Luntville was just north. Erik sped south. The cop had probably radioed in her location when she’d spotted the station wagon. When she didn’t answer up, her friends would come looking.
Duke looked like a kid in a candy shop, surveying the car’s interior. Erik’s mind raced. “We’ve probably got five minutes before they’re onto us. When they find the cop you killed, there’ll be a hundred cars after us.” Erik turned off the main road, fishtailing. The further off the main roads they got, the more time they’d have to change cars. He remembered the area well. The back roads were a maze. “We have to ditch this car and get a new one real fast.”
“Why? I like this car,” Duke complained. He tore open a pack of Twinkies. “How come we gotta change cars all the time?”
“Don’t you understand anything? As long as they know what we’re driving, we don’t stand a chance. We need a car that nobody knows we’re in.”
And that prospect worried him.

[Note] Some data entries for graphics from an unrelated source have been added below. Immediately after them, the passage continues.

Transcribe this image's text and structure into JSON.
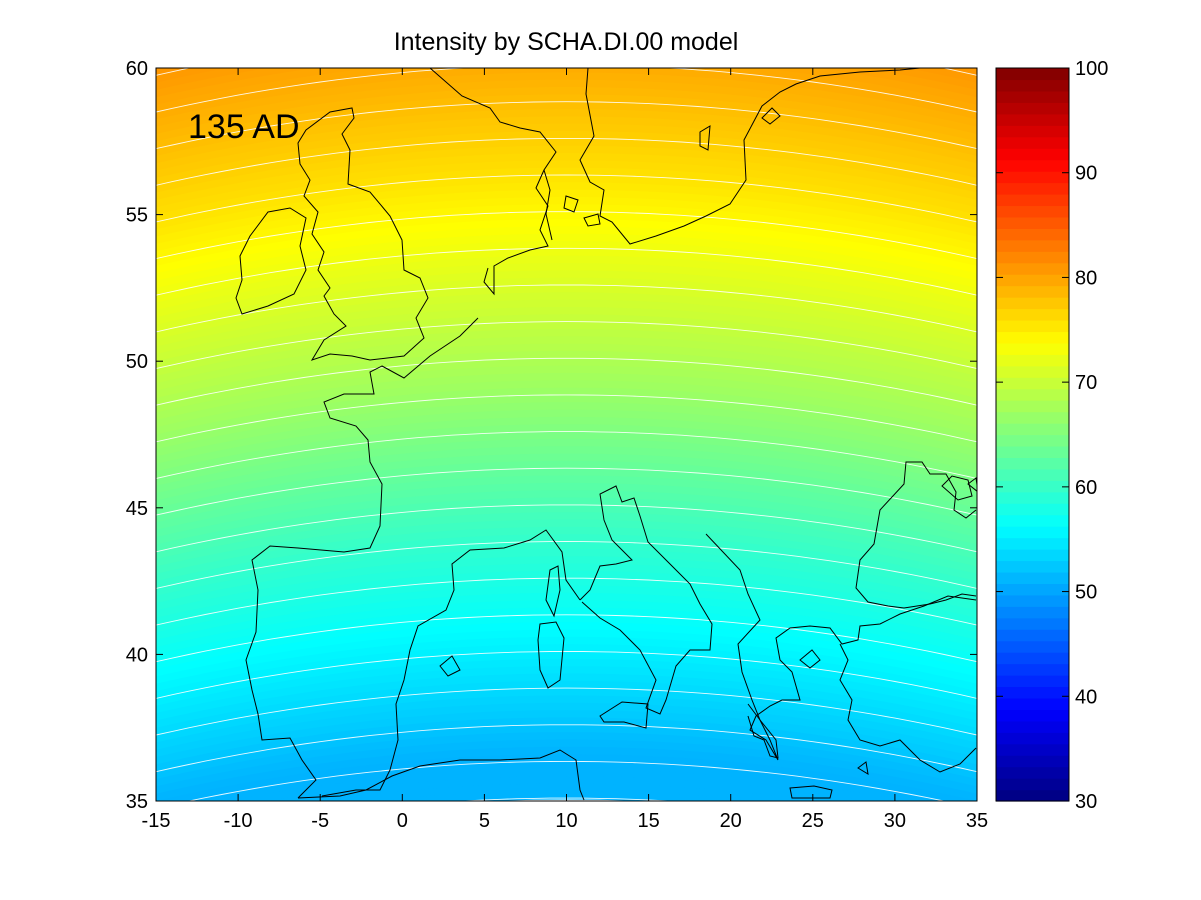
{
  "chart_data": {
    "type": "heatmap",
    "title": "Intensity by SCHA.DI.00 model",
    "annotation": "135 AD",
    "xlim": [
      -15,
      35
    ],
    "ylim": [
      35,
      60
    ],
    "x_ticks": [
      "-15",
      "-10",
      "-5",
      "0",
      "5",
      "10",
      "15",
      "20",
      "25",
      "30",
      "35"
    ],
    "y_ticks": [
      "35",
      "40",
      "45",
      "50",
      "55",
      "60"
    ],
    "colorbar": {
      "range": [
        30,
        100
      ],
      "ticks": [
        "30",
        "40",
        "50",
        "60",
        "70",
        "80",
        "90",
        "100"
      ],
      "colormap": "jet"
    },
    "contour_lines": "white",
    "coastlines": "black",
    "field_samples": [
      {
        "lat": 60,
        "value": 81
      },
      {
        "lat": 57.5,
        "value": 78.5
      },
      {
        "lat": 55,
        "value": 76
      },
      {
        "lat": 52.5,
        "value": 73
      },
      {
        "lat": 50,
        "value": 70
      },
      {
        "lat": 47.5,
        "value": 67
      },
      {
        "lat": 45,
        "value": 63.5
      },
      {
        "lat": 42.5,
        "value": 60
      },
      {
        "lat": 40,
        "value": 57
      },
      {
        "lat": 37.5,
        "value": 54
      },
      {
        "lat": 35,
        "value": 51
      }
    ]
  }
}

Taking a car meant taking (or killing) the owner. Erik didn’t want any more people dead, but he knew Duke had other ideas in that regard.
The mobile radio, a plug in Motorola, began jabbering. Then, much more clearly, a woman’s voice broke: “Two zero eight?”
Erik stuck his head out the window. The front fender bore the stencil: 208. “That’s us,” he croaked.
“Two zero eight, do you copy?”
Duke gaped at him, cheeks stuffed.
“Two zero eight, acknowledge.”
“Give it a shot,” Erik advised. “We’ve got nothing to lose except our lives, and we’ll probably lose those anyway.”
“Think positive, buddy.” Duke pointed to his own head. “Positive, that’s the way. How do you work this thing?”
“Just pick it up and push the button when you want to talk.”
Duke keyed the mike. “This is two zero eight. Go ahead.”
“Two zero eight, what’s your status?”
“A okay. Everything’s just fine.”
Erik was shaking his head.
The radio fizzed through a pause. “Two zero eight, are you ten eight?”
“That’s a roger. I’m the big ten eight.” He released the button and chuckled. “What the fuck’s ten eight?”